Ce fut la question que nous nous posâmes tous quatre ; nous ne pouvions plus reculer, aussi décidions nous de partir pour la grande gare de D.
En hâte nous repartions, mais en chemin, de loin, nous apercevions de ces fumées noires de place en place, ce qui nous fit penser à des bombardements lointains, puis des jeux de lumière, nous étions peu rassurées, ma mère et moi, mais gardions le silence pour ne pas inquiéter nos voisins de route.
Je passe sous silence certains incidents et tout de même, à la nuit cette fois, nous fîmes notre entrée dans la ville, il était temps car le moteur à quelques pas de là s’arrêta faute d’essence.
Après avoir conduit, nous et nos valises, dans la salle des pas perdus, à 10 h du soir, mon cher mari nous quittait ; quand devais-je le revoir ? la suite nous l’apprendra.
Une longue nuit s’offrait à nous, notre train étant à 6 h du matin, nous n’avions même pas cherché une chambre dans l’un des hôtels entourant la gare car tout devait être plein.
Une foule immense emplissait toutes les salles, que de gens, que de monde partaient, quittaient leur foyer eux aussi. Quel spectacle s’offrait à nos yeux durant cette nuit inoubliable. Tout le monde gisait, là, pêle-mêle parmi les sacs et les valises, ou avaient couchés là ; sur des couvertures pliées des enfants en bas âge – pauvres petits, leurs lits n’étaient pas doux mais combien était profond leur sommeil ; des hommes, vieux et jeunes, dormaient assis par terre ; des groupes de famille, debout, causaient de leur prochain départ, de l’heure tardive du train qui devait les emporter vers des horizons nouveaux.
Pendant toute cette nuit (DIJON), ma mère resta assise sur une couverture pliée par terre, elle avait peur bien souvent que les personnes qui circulaient autour de nous marchent sur ses jambes car la lumière des lampes était camouflée et c’était une toute petite clarté qui se répandait par place même. On n’y voyait rien.

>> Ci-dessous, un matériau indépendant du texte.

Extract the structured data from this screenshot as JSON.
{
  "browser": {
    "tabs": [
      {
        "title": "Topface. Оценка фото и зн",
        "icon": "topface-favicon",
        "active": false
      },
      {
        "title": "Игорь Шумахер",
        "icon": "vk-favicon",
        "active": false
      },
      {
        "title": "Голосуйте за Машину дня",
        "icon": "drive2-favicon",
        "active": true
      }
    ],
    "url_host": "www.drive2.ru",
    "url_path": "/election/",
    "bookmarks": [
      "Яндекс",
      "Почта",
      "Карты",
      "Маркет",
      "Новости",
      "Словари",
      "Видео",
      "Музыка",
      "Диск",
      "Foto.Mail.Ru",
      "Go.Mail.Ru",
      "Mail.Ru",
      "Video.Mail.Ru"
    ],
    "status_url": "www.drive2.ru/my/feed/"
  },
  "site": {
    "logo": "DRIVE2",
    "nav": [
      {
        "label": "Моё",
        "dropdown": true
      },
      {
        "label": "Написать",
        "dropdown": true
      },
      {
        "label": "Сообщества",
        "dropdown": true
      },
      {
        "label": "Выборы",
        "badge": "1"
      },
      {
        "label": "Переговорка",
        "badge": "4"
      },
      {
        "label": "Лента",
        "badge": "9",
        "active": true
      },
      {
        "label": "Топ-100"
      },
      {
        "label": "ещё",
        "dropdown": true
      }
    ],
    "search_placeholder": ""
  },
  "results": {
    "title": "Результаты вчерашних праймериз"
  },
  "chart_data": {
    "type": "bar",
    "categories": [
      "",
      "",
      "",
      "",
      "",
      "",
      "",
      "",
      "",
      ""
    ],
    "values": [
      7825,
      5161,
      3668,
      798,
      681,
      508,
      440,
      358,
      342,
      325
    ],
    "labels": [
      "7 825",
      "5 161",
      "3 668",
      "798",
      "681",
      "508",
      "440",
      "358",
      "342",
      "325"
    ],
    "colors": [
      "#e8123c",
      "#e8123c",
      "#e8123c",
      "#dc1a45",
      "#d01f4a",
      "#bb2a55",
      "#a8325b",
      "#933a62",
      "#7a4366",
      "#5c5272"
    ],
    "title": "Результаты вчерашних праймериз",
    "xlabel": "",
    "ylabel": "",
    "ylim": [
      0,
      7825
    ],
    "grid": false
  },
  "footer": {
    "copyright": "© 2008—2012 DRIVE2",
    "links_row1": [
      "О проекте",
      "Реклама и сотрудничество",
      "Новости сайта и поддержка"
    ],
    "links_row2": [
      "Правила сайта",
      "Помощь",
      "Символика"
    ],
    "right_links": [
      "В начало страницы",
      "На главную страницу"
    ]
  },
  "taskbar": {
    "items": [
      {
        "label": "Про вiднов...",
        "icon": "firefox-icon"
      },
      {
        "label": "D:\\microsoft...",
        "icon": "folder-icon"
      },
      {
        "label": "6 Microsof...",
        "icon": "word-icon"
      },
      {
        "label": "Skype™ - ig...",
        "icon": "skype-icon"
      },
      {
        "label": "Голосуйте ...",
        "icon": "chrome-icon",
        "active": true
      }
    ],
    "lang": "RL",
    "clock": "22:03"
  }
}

Malgré tout, les heures passaient, mais je les trouvais longues et souvent mes yeux regardaient la pendule, je ne pouvais même pas essayer de dormir, Alain non plus n’avait pas sommeil, il ne voulait pas rester sur place, par moment j’essayais de le bercer dans mes bras, mais c’était sans succès. Il était énervé, on aurait pu croire qu’il se rendait compte de ce qui l’entourait, que tout cela n’était pas normal, inhabituel. Alors, que faire de lui ? Par moment, je le prenais par la main et le faisais marcher, mais moi-même j’étais vite fatiguée.
Enfin, tout de même, l’aube apparut apportant(DIJON), par les portes restées ouvertes, une certaine fraîcheur qui renouvela l’air vicié de l’atmosphère."